Controversial CEO, ousted after pushing bankers’ work/life balance, gets new role rebuilding post-Brexit Britain
John Flint, who lost the top job at HSBC in 2019 after trying to drive through a radical cultural shift at the global bank designed to improve employee well-being, has landed a new role helping to fund British infrastructure development post-Brexit.
Flint will head the new U.K. Infrastructure Bank, a government lender that will extend billions of pounds in loans to large capital projects across the country, the British government announced yesterday. The U.K. Treasury has budgeted £22 billion ($30.4 billion) in state funding and loan guarantees for the new bank. That funding is, according to the Treasury, designed to “unlock more than £40 billion of financing for key projects across the U.K.”
The new lending institution is, in part, designed to make up for Britain’s loss of funding from the European Investment Bank (EIB), which had provided about $9.5 billion worth of funding each year to U.K. projects, such as a major rail development designed to better connect north and south London and the development of more affordable housing. Britain lost access to EIB financing when it exited the European Union in January 2020.

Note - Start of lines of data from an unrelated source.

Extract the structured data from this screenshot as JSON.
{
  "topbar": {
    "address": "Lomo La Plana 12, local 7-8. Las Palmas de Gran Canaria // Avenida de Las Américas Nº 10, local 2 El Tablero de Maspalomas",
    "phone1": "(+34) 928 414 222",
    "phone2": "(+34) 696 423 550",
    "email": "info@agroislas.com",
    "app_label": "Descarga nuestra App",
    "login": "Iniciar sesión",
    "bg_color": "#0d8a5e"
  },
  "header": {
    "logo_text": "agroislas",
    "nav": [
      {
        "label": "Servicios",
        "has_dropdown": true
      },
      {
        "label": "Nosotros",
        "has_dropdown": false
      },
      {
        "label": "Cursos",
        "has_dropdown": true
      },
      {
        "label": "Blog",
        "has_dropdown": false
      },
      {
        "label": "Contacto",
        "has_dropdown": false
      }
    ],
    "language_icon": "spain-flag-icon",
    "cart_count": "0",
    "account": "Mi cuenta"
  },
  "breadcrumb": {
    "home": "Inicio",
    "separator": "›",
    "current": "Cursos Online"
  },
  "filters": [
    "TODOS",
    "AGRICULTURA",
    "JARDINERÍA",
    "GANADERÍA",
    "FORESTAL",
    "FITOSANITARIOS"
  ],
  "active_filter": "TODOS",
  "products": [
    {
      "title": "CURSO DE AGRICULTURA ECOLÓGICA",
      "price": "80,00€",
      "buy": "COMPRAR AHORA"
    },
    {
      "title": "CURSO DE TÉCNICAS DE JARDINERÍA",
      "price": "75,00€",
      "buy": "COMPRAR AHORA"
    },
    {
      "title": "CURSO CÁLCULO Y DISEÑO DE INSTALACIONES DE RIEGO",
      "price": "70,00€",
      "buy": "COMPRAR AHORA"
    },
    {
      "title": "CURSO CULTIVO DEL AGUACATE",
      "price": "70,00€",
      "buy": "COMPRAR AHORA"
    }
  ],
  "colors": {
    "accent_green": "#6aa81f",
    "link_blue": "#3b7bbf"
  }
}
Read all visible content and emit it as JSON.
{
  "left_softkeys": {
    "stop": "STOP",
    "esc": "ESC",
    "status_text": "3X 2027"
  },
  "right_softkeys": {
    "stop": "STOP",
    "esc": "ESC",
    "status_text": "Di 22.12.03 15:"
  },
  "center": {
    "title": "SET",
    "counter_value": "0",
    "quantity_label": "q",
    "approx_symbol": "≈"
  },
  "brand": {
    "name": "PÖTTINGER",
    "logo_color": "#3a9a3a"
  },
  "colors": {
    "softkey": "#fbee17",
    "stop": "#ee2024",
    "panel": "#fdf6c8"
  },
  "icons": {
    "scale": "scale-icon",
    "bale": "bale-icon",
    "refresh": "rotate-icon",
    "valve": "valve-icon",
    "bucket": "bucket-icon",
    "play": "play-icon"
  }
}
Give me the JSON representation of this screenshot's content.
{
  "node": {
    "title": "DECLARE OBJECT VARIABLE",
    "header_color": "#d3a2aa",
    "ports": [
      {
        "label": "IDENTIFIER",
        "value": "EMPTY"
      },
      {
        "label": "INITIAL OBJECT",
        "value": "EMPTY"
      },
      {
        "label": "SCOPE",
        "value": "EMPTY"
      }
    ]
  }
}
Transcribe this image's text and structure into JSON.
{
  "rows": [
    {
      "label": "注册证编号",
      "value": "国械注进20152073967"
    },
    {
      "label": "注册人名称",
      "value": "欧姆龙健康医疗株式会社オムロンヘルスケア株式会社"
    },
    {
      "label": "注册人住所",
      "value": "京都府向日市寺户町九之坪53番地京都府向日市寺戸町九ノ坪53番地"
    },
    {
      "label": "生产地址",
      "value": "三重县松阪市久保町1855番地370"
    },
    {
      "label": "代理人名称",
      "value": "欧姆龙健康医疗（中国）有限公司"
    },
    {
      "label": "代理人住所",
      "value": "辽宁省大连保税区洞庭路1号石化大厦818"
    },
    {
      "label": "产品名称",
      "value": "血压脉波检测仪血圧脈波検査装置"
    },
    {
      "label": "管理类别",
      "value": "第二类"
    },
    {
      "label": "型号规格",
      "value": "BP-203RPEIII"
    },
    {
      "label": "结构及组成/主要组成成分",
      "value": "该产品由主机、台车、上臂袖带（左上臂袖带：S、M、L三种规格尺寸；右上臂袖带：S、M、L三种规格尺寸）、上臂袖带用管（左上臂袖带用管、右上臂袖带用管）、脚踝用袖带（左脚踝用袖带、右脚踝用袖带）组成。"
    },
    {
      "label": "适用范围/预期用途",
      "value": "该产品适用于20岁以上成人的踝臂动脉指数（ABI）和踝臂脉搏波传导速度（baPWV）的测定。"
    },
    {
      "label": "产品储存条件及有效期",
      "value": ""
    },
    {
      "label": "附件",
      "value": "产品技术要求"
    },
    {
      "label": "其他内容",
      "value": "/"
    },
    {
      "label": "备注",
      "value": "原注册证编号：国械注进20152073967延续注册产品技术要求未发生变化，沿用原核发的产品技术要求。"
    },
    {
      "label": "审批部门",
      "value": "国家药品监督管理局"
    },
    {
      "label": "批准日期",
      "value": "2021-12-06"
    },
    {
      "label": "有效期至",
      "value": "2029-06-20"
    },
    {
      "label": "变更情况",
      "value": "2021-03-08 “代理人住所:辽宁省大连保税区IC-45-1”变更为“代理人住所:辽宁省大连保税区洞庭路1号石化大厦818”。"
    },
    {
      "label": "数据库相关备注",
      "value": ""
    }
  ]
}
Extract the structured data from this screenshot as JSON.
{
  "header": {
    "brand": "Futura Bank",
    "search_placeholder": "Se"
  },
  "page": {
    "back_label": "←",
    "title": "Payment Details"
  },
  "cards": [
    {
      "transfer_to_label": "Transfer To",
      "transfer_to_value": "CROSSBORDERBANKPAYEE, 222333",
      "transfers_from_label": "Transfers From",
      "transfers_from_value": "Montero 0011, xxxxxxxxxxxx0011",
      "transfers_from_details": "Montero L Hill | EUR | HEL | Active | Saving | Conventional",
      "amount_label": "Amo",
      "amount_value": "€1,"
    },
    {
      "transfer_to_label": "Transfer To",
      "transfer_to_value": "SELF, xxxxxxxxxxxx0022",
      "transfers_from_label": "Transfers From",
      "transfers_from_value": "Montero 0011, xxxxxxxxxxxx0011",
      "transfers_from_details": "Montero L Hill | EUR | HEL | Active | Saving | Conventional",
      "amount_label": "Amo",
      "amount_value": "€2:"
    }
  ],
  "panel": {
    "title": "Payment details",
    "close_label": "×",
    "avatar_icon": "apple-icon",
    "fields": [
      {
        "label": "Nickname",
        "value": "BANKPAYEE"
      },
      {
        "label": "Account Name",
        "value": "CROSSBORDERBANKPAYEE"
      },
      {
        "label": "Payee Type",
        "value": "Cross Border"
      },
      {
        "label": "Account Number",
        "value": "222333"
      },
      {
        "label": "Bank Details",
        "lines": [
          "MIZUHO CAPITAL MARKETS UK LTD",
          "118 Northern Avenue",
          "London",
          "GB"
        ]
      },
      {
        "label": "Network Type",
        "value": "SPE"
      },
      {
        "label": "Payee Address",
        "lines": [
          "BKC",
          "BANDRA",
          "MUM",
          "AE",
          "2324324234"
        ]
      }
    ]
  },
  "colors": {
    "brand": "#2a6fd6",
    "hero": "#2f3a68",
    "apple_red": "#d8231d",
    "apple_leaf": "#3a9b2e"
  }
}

The new bank will play a role in what British Prime Minister Boris Johnson has called the “leveling-up agenda,” which is designed to bring economic development to Britain’s poorer towns and regions, particularly in the North of England. The bank will be based in the northern city of Leeds. In addition, the new lender will play a role in helping the U.K. meet its pledge to achieve “net-zero” carbon emissions by 2050 by helping to fund green energy, transport, and construction projects.
In appointing Flint to head the new bank, Rishi Sunak, the chancellor of the Exchequer, praised the executive for his “outstanding financial and management expertise.”
But Flint’s last CEO role did not end happily. The executive spent his entire career at HSBC, eventually landing in the corner office in early 2018. Unusually for such a homegrown chief, he then attempted a radical reshaping of the very corporate culture in which he’d thrived. He wanted to put the well-being of HSBC’s 238,000 employees at the center of the bank’s mission. He said he was striving to create what he called “the Healthiest Human System,” although he left the exact parameters of that system vague—intentionally, he said, because he wanted to make room for individual managers to interpret it.
The transformation did not go smoothly. Some managers soon complained that the bank was losing its commercial edge and not doing enough to cut costs, with predictably deleterious effects on HSBC’s bottom line. Flint reportedly clashed with the bank’s more results-minded chief financial officer, Ewen Stevenson. In an internal company survey, the results of which were leaked to Bloomberg News, employees complained the bank was “losing its way” and that divisions had erupted between senior leaders, leaving the staff hamstrung.
As the pressure on Flint mounted, he lashed out, reproaching managers for “incompetence” in missing revenue and cost-cutting targets during a global leadership summit in Hong Kong in March 2019, according to Bloomberg. Eventually, he lost the confidence of HSBC chairman Mark Tucker and the rest of the board, who voted to remove Flint in August 2019. Noel Quinn, another executive who had spent more than three decades at the bank, was appointed as his interim successor and then got the permanent post in March 2020.
As for now, a fresh set of eyes will be watching Flint and the sort of culture (and big infrastructure projects) he champions at the new U.K. Infrastructure Bank.